Le CED m'a rapidement fait des propositions.
J'ai également sensibilisé très tôt les industriels, dans leurs acquisitions et leurs sous-traitances.
Si notre objectif ne peut raisonnablement pas être l'autonomie " à tout prix et partout ", nous devons néanmoins nous appuyer sur une politique industrielle volontariste.
Nous devons encourager une mobilisation cohérente de tous les acteurs, à tous les niveaux de l'action publique.
Il faut pour cela distinguer trois étapes importantes.
1 - " Identifier " :
Nous devons identifier les entreprises stratégiques grâce à une meilleure coordination.
Toute entreprise, même la plus petite, est immanquablement, à un moment de son existence, au contact d'OSEO anvar, de la DRIRE, de la DGA ou de la Caisse des dépôts et consignations : toutes accompagnent, à un titre ou un autre, le développement de la " jeune entreprise ".
Il faut donc mettre tous ces acteurs publics en réseau. C'est ainsi que nous diffuserons une culture de l'intelligence économique.
2 - " Sélectionner " les vrais dossiers stratégiques :
Ce ne sont pas toujours les plus gros ; ce sont souvent même les moins visibles.
Il s'agit de savoir cibler les " vrais " sujets et de rejeter toute manipulation par des intérêts privés : je serai intraitable sur ce point.
3 - " Agir ", bien sûr :
Nous devons aussi apprendre à travailler à la vitesse du monde des affaires, c'est-à-dire vite.
Nous ne pouvons pas nous permettre de créer une nouvelle bureaucratie qui empêcherait la marche normale de l'industrie.
J'ai demandé ce professionnalisme à mes services. Ils en ont fait la démonstration sur plusieurs dossiers, même s'il faut toujours s'améliorer.
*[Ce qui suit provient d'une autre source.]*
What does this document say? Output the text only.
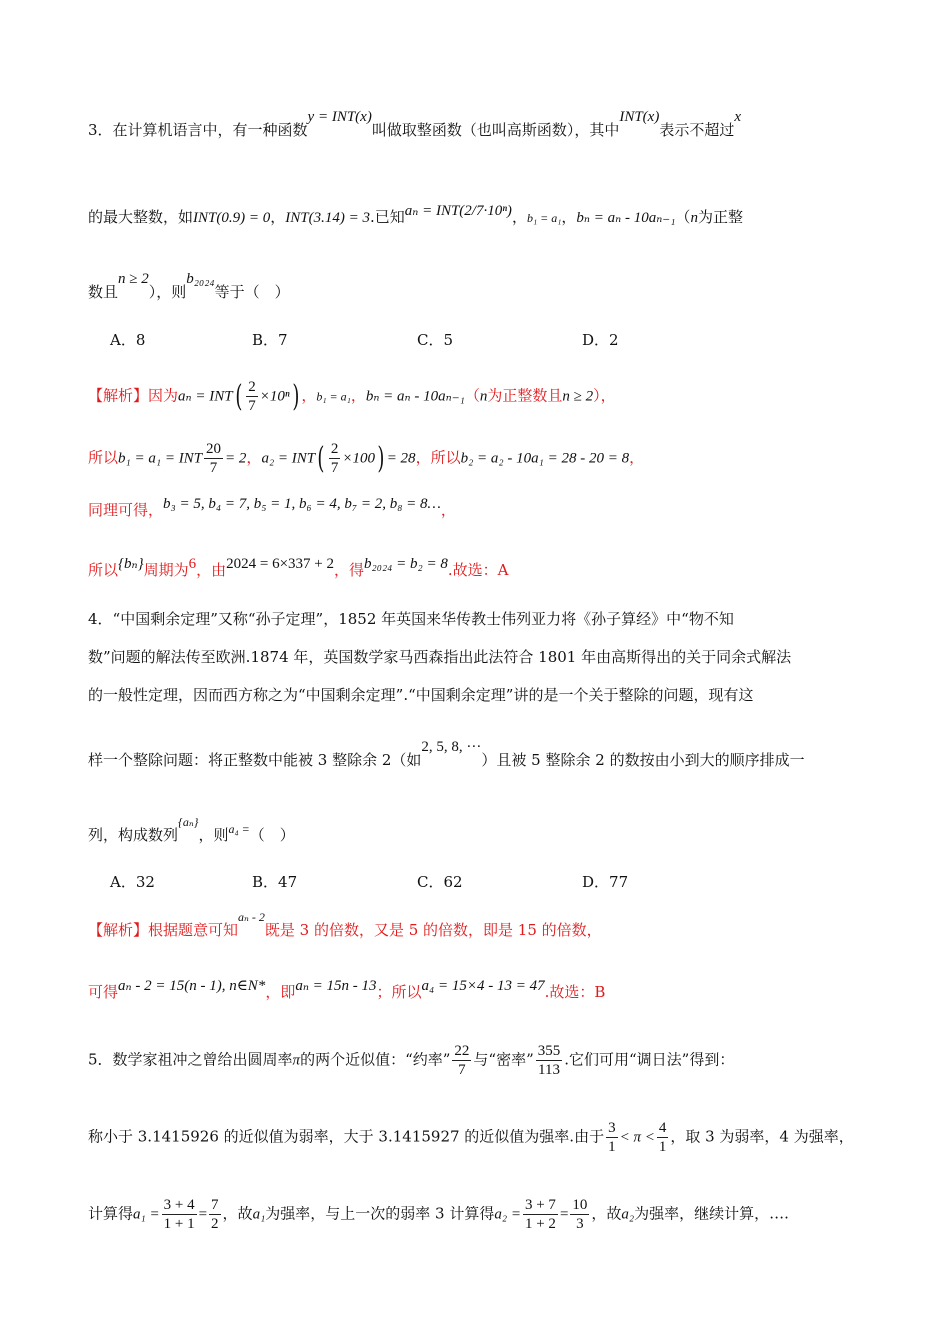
3．在计算机语言中，有一种函数y = INT(x)叫做取整函数（也叫高斯函数），其中INT(x)表示不超过x
的最大整数，如INT(0.9) = 0，INT(3.14) = 3.已知aₙ = INT(2/7·10ⁿ)，b₁ = a₁，bₙ = aₙ - 10aₙ₋₁（n为正整
数且n ≥ 2），则b₂₀₂₄等于（　）
A．8	B．7	C．5	D．2
【解析】因为$a_n = INT( \frac{2}{7} \times 10^n)$ ，b₁ = a₁，bₙ = aₙ - 10aₙ₋₁（n为正整数且n ≥ 2），
所以b₁ = a₁ = INT $\frac{20}{7} = 2$，$a_2 = INT( \frac{2}{7} \times 100) = 28$，所以b₂ = a₂ - 10a₁ = 28 - 20 = 8，
同理可得，b₃ = 5, b₄ = 7, b₅ = 1, b₆ = 4, b₇ = 2, b₈ = 8…，
所以{bₙ}周期为6，由2024 = 6×337 + 2，得b₂₀₂₄ = b₂ = 8.故选：A
4．“中国剩余定理”又称“孙子定理”，1852 年英国来华传教士伟列亚力将《孙子算经》中“物不知
数”问题的解法传至欧洲.1874 年，英国数学家马西森指出此法符合 1801 年由高斯得出的关于同余式解法
的一般性定理，因而西方称之为“中国剩余定理”.“中国剩余定理”讲的是一个关于整除的问题，现有这
样一个整除问题：将正整数中能被 3 整除余 2（如2, 5, 8, ···）且被 5 整除余 2 的数按由小到大的顺序排成一
列，构成数列$^{\{a_n\}}$，则$^{a_4 =}$（　）
A．32	B．47	C．62	D．77
【解析】根据题意可知$^{a_n - 2}$既是 3 的倍数，又是 5 的倍数，即是 15 的倍数，
可得aₙ - 2 = 15(n - 1), n∈N*，即aₙ = 15n - 13；所以a₄ = 15×4 - 13 = 47.故选：B
5．数学家祖冲之曾给出圆周率π的两个近似值：“约率” $\frac{22}{7}$ 与“密率” $\frac{355}{113}$ .它们可用“调日法”得到：
称小于 3.1415926 的近似值为弱率，大于 3.1415927 的近似值为强率.由于 $\frac{3}{1} < \pi < \frac{4}{1}$ ，取 3 为弱率，4 为强率，
计算得$a_1 = \frac{3 + 4}{1 + 1} = \frac{7}{2}$ ，故a₁为强率，与上一次的弱率 3 计算得$a_2 = \frac{3 + 7}{1 + 2} = \frac{10}{3}$ ，故a₂为强率，继续计算，….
Il est illusoire de tout faire reposer sur la contrainte et l'encadrement règlementaire. Il faut disposer d'une " boîte à outils ", d'une panoplie de réponses graduées et proportionnées, en fonction des besoins et des circonstances.
- Avant tout, cela suppose que les pouvoirs publics sachent créer un environnement favorable.
C'est notamment ce que je veux faire avec l'accompagnement financier de la R T.
C'est pour moi une priorité qui m'a amenée à décider la sanctuarisation des études-amont.
Plus généralement, c'est aussi l'ambition des pôles de compétitivité et vous savez toute la place qu'y prend la défense.
- La législation sur les investissements étrangers :
Elle doit être lisible et conforme à nos engagements européens. C'est le sens de la réforme en cours.
Pour la Défense, elle s'appuie sur l'article 296 qui reconnaît dans le traité la spécificité stratégique du secteur de la défense.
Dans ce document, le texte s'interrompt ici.